There are too many groups that have discovered that getting an AK47 can be their path to wealth because they are not part of the government, where you can get rich by flying unarmed. It is the demographic time bomb we find ourselves in today.

According to Henrik Urdel, an examination of the dynamics of the population in the world, between the years 1950 and 2000, showed that high fertility rates produce a youth surge, which, in turn, is a precursor of internal armed conflict. . It is therefore not surprising that the state of insecurity in Nigeria has reached an unprecedented level. On a daily basis, well-coordinated commando operations led by armed men are organized against rural communities, where people are kidnapped for ransom, their homes burned and their property looted. Similar attacks are also carried out against the army and the police. These attacks are now occurring in virtually all geopolitical areas of the country.

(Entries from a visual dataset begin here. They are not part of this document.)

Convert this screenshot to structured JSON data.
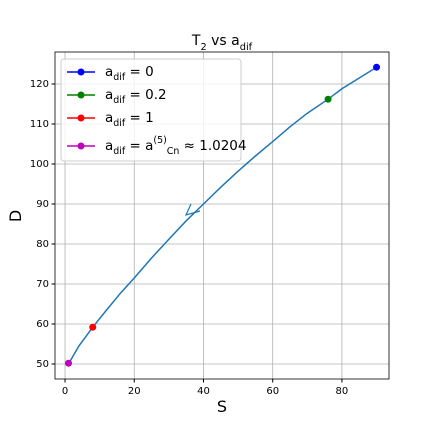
{
  "chart_data": {
    "type": "line",
    "title": "T_{2} vs a_{dif}",
    "x_label": "S",
    "y_label": "D",
    "xlim": [
      -2.9,
      93.6
    ],
    "ylim": [
      46.25,
      128
    ],
    "xticks": [
      0,
      20,
      40,
      60,
      80
    ],
    "yticks": [
      50,
      60,
      70,
      80,
      90,
      100,
      110,
      120
    ],
    "grid": true,
    "legend": "upper-left",
    "curve": {
      "color": "#1f77b4",
      "x": [
        1,
        4,
        8,
        12,
        16,
        20,
        25,
        30,
        35,
        40,
        45,
        50,
        55,
        60,
        65,
        70,
        76,
        80,
        85,
        90
      ],
      "values": [
        50,
        54.5,
        59.2,
        63.5,
        67.7,
        71.5,
        76.5,
        81.2,
        85.8,
        90,
        94.2,
        98.2,
        102,
        105.6,
        109.3,
        112.7,
        116.2,
        118.8,
        121.5,
        124.2
      ]
    },
    "series": [
      {
        "name": "a_{dif} = 0",
        "color": "#0000ff",
        "x": [
          90
        ],
        "values": [
          124.2
        ]
      },
      {
        "name": "a_{dif} = 0.2",
        "color": "#008000",
        "x": [
          76
        ],
        "values": [
          116.2
        ]
      },
      {
        "name": "a_{dif} = 1",
        "color": "#ff0000",
        "x": [
          8
        ],
        "values": [
          59.2
        ]
      },
      {
        "name": "a_{dif} = a^{(5)}_{Cn} ≈ 1.0204",
        "color": "#bf00bf",
        "x": [
          1
        ],
        "values": [
          50.2
        ]
      }
    ]
  }
}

As Governor Bello Matawalle of Zamfara said, there are no less than 30,000 armed men in more than 100 camps in and around the state. He said that the bandits’ grip on the state is such that they have collected 970 million naira from the families of their victims in the eight years between 2011 and 2019. During the same period, the bandits have killed 2,619 people and kidnapped 1,190 others. In recent years, a significant proportion of farmers have been unable to visit their farms out of fear, as such food insecurity is looming on the horizon.

General Abdulsalam Abubakar, chairman of the National Peace Committee, told Nigeria in April this year that there were six million weapons in circulation in the hands of non-state actors in Nigeria and that they were using them. . The death toll, he estimates, is 80,000, while around three million people are internally displaced. The country finds itself at a point in our national trajectory where young Nigerians feel sufficiently marginalized from STATE and SOCIETY to procure arms and engage in self-help, which they variously define as banditry, scorched earth attacks on innocent village communities, accompanied by rape and other forms of sexual violence, in addition to the killing of security agents, and even the declaration of an Islamic caliphate in Nigeria.

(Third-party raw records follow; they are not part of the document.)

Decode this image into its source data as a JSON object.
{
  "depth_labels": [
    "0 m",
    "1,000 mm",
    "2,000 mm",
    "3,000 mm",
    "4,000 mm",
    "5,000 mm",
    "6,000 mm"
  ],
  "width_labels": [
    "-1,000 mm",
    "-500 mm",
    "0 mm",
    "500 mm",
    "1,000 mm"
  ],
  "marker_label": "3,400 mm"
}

There are too many groups that have discovered that getting an AK47 can be their path to wealth because they are not part of the government, where you can get rich by flying unarmed. It is the demographic time bomb we find ourselves in today.

Professor of political science and consultant / development expert, Jibrin Ibrahim is Senior Fellow of the Center for Democracy and Development and Chairman of the Editorial Board of PREMIUM TIMES.